Vue d'ensemble du marché énergétique mondial pour le 27 avril au 2 mai : Hormuz reste au centre des préoccupations alors que le pétrole maintient une prime de risque élevé

📌 Le marché énergétique mondial était toujours dominé par le conflit U.S.-Israël-Iran et les perturbations continues autour du détroit d'Hormuz. Le Brent a brièvement dépassé 115 $/bbl avant de revenir autour de 108-111 $, tandis que le WTI est resté près de 101-102 $/bbl, montrant que la tarification des risques d'approvisionnement reste élevée.

💡 La force du pétrole n'était pas seulement alimentée par les gros titres. Les inventaires de brut, d'essence et de distillats américains ont tous chuté fortement, tandis que le trafic de tankers à travers Hormuz est resté bien en dessous de la normale. Cela a maintenu les risques de pénurie se propageant du pétrole brut aux produits raffinés tels que le diesel, le carburant d'aviation et l'essence.

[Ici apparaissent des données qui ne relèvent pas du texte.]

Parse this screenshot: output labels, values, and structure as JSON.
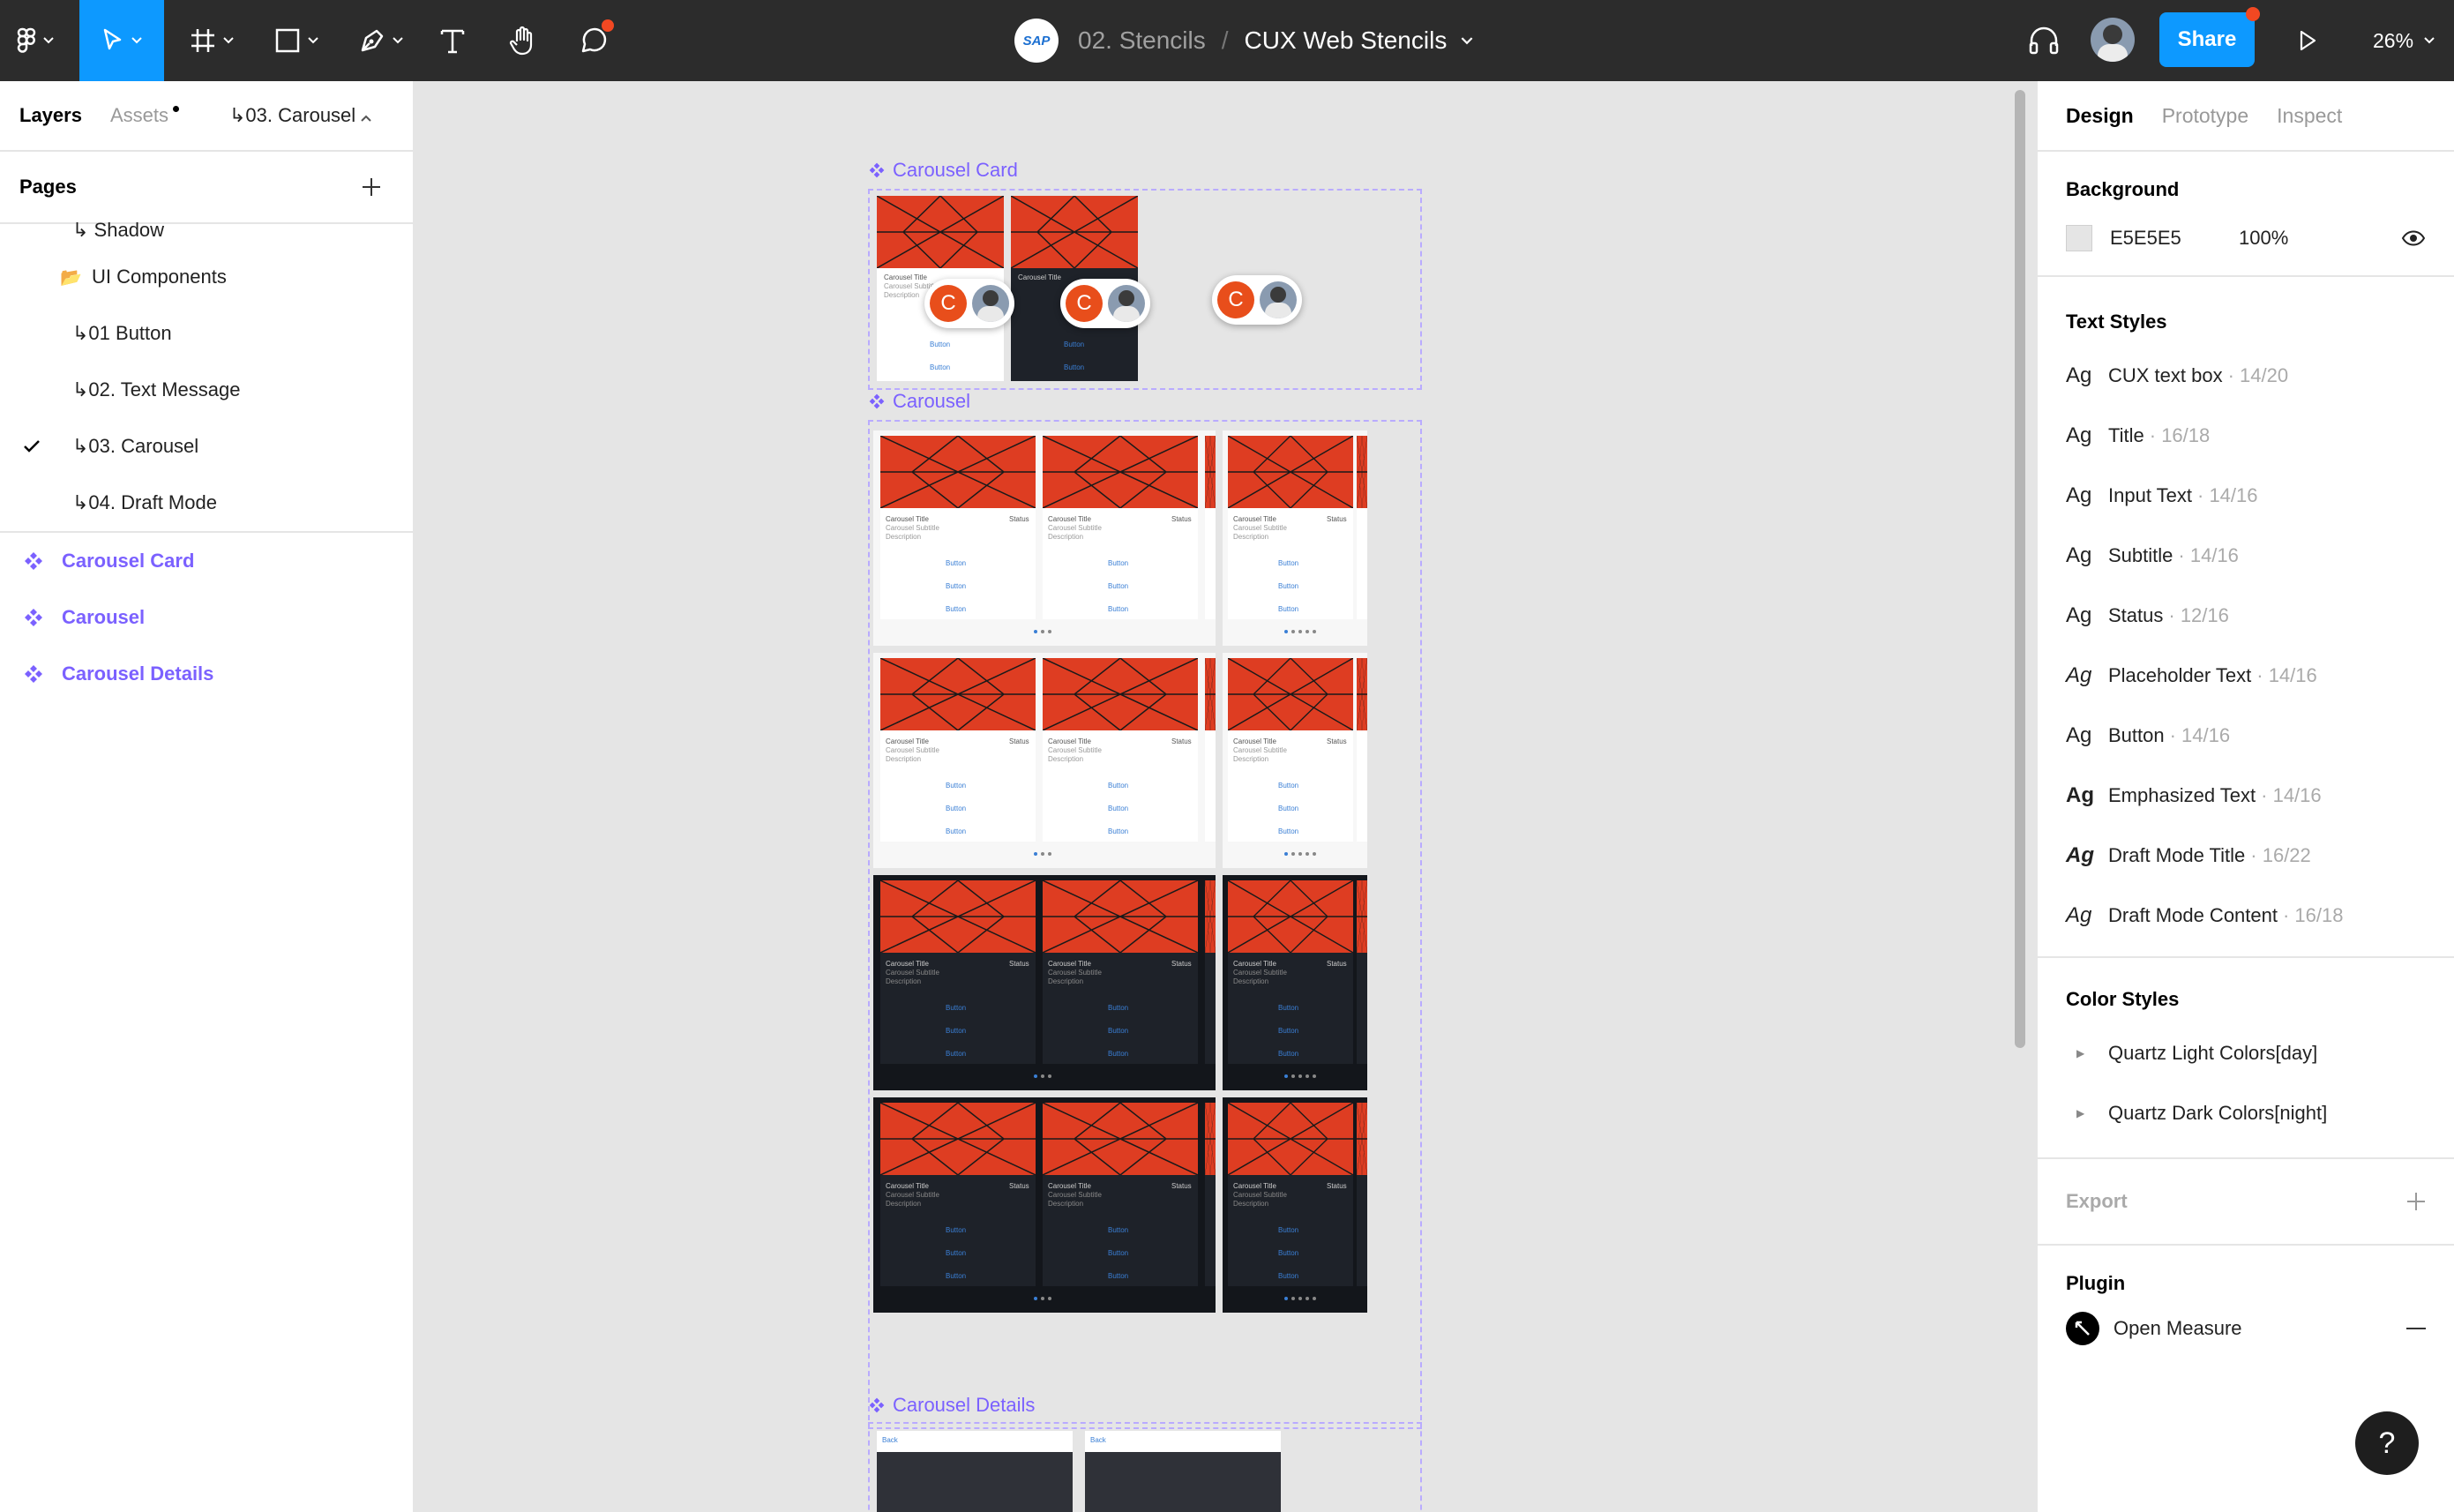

⚠️ La sortie des Émirats Arabes Unis de l'OPEP/OPEP+ est une variable clé à moyen terme. Pour l'instant, l'impact baissier est limité car les flux du Golfe sont encore contraints. Mais si Hormuz se rouvre progressivement, une augmentation de la production des Émirats pourrait affaiblir la discipline d'approvisionnement de l'OPEP et exercer une pression sur la structure des prix du pétrole.

🔎 Les marchés du gaz restent divisés. Le Henry Hub américain est resté faible autour de 2,5-3,0 $/MMBtu en raison d'une surabondance, d'un temps clément et d'une forte production. En revanche, les marchés du GNL en Asie et en Europe sont restés plus sensibles en raison de leur dépendance aux flux du Golfe, maintenant une concurrence intense pour les cargaisons au comptant.

⏱️ Des prix de l'énergie plus élevés soulèvent à nouveau des risques d'inflation, en particulier pour les gros importateurs en Asie. En même temps, la demande montre des pressions dans le transport et le raffinage, créant un équilibre fragile entre les pénuries d'approvisionnement et la destruction de la demande.

✅ La semaine prochaine, les traders surveilleront l'OPEP+, les pourparlers U.S.-Iran, les données sur les inventaires de l'EIA et les flux de tankers à travers Hormuz. La configuration à court terme favorise toujours un plancher de prix du pétrole élevé et une forte volatilité, tandis que le risque de correction augmenterait si des signaux de cessez-le-feu ou de réouverture des expéditions devenaient plus clairs.